Rendre hommage au défunt ou le recommander à Dieu ?
L’habitude prise aujourd’hui de présenter les défunts au début de la célébration des funérailles et la place donnée à leurs proches peuvent amener à poser la question qui fait l’objet de cette réflexion.
La valorisation de ce qu’il y a eu de meilleur dans leur vie, qui constitue l’essentiel de bien des mots d’accueil, interroge : les défunts ont-ils vraiment besoin de prière ? Que demande l’Église à Dieu pour eux ? Alors que l’évocation des défunts privilégie ce qui est motif d’action de grâce, y a-t-il encore place pour l’intercession ?
La réponse du Rituel
La réponse est à chercher dans le rituel de l’Église[1], qui précise dès le début des orientations pastorales (Préliminaires 1, DEC, p.230-231) :
« C’est le mystère pascal du Christ que l’Église célèbre, avec foi, dans les funérailles de ses enfants, pour que, étant devenus par le baptême membres du Christ mort et ressuscité, ils passent avec lui à la vie en traversant la mort : ils doivent être purifiés dans leur âme pour rejoindre au ciel les saints et les élus, tandis que dans leur corps ils attendent l’avènement bienheureux du Christ et la résurrection des morts.

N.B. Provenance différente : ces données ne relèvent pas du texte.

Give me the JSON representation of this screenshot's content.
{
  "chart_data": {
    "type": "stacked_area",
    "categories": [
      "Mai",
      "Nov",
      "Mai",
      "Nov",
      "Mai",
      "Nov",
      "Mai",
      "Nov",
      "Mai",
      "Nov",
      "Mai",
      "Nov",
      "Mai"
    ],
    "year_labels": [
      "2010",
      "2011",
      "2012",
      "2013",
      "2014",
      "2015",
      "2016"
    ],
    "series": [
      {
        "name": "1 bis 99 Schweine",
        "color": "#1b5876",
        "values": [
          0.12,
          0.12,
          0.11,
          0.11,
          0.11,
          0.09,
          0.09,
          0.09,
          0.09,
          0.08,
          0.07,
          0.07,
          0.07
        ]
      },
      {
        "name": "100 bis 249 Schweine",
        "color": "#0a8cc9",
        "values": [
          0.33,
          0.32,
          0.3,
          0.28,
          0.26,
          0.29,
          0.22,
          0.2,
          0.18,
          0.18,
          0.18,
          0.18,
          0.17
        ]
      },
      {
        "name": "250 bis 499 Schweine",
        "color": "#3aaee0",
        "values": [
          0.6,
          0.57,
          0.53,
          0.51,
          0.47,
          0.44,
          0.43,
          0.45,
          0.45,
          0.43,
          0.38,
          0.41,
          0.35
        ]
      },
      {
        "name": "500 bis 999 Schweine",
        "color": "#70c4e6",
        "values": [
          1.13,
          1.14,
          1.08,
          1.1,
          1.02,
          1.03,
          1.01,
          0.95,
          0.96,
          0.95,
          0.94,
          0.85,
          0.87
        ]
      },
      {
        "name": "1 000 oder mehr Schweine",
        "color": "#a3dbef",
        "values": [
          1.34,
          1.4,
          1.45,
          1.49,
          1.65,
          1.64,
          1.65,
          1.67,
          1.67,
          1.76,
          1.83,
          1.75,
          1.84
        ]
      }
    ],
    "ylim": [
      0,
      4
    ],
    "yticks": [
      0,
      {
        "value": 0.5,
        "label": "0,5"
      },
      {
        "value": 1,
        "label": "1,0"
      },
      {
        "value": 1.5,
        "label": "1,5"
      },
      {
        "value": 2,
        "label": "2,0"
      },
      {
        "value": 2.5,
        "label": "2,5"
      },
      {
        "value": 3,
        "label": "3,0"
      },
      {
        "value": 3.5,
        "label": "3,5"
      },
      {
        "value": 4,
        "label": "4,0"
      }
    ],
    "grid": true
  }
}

Aussi l’Église offre-t-elle pour les défunts le sacrifice eucharistique de la Pâque du Christ ; pour eux, elle fait des prières et des intercessions afin que, « en raison de la communion qui unit tous les membres du Christ, ce qui obtient une aide spirituelle pour les uns apporte aux autres la consolation de l’espérance. »
Cette conviction de l’importance de la prière et de l’intercession est confirmée un peu plus loin dans ces mêmes Préliminaires :
« En outre, dans les oraisons, la communauté chrétienne professe sa foi et intercède avec affection pour les défunts adultes, afin qu’ils obtiennent auprès de Dieu la béatitude éternelle. L’Église croit que sont déjà parvenus à cette béatitude les petits enfants défunts que le baptême a faits enfants d’adoption de Dieu. On prie aussi pour les parents de ces enfants, comme pour tous les proches des défunts, afin que, dans leur douleur, ils soient consolés par la foi » (Préliminaires 13, DEC, p. 234).
L’expression de cette prière
On prie pour le défunt et avec les vivants à qui est apportée l’espérance. Le principe théologique en jeu est celui de l’intercession efficace de l’Église pour les défunts. Cette conviction, très ancienne, remonte même avant la naissance de l’Église, puisque nous en avons déjà le témoignage dans les derniers livres de l’Ancien Testament, par exemple à l’occasion d’une collecte organisée pour offrir un sacrifice pour les combattants morts :
« C’était un fort beau geste, plein de délicatesse, inspiré par la pensée de la résurrection. Car, s’il n’avait pas espéré que ceux qui avaient succombé ressusciteraient, la prière pour les morts était superflue et absurde… Voilà pourquoi il fit ce sacrifice d’expiation, afin que les morts soient délivrés de leurs péchés » (2 M 12, 43-45).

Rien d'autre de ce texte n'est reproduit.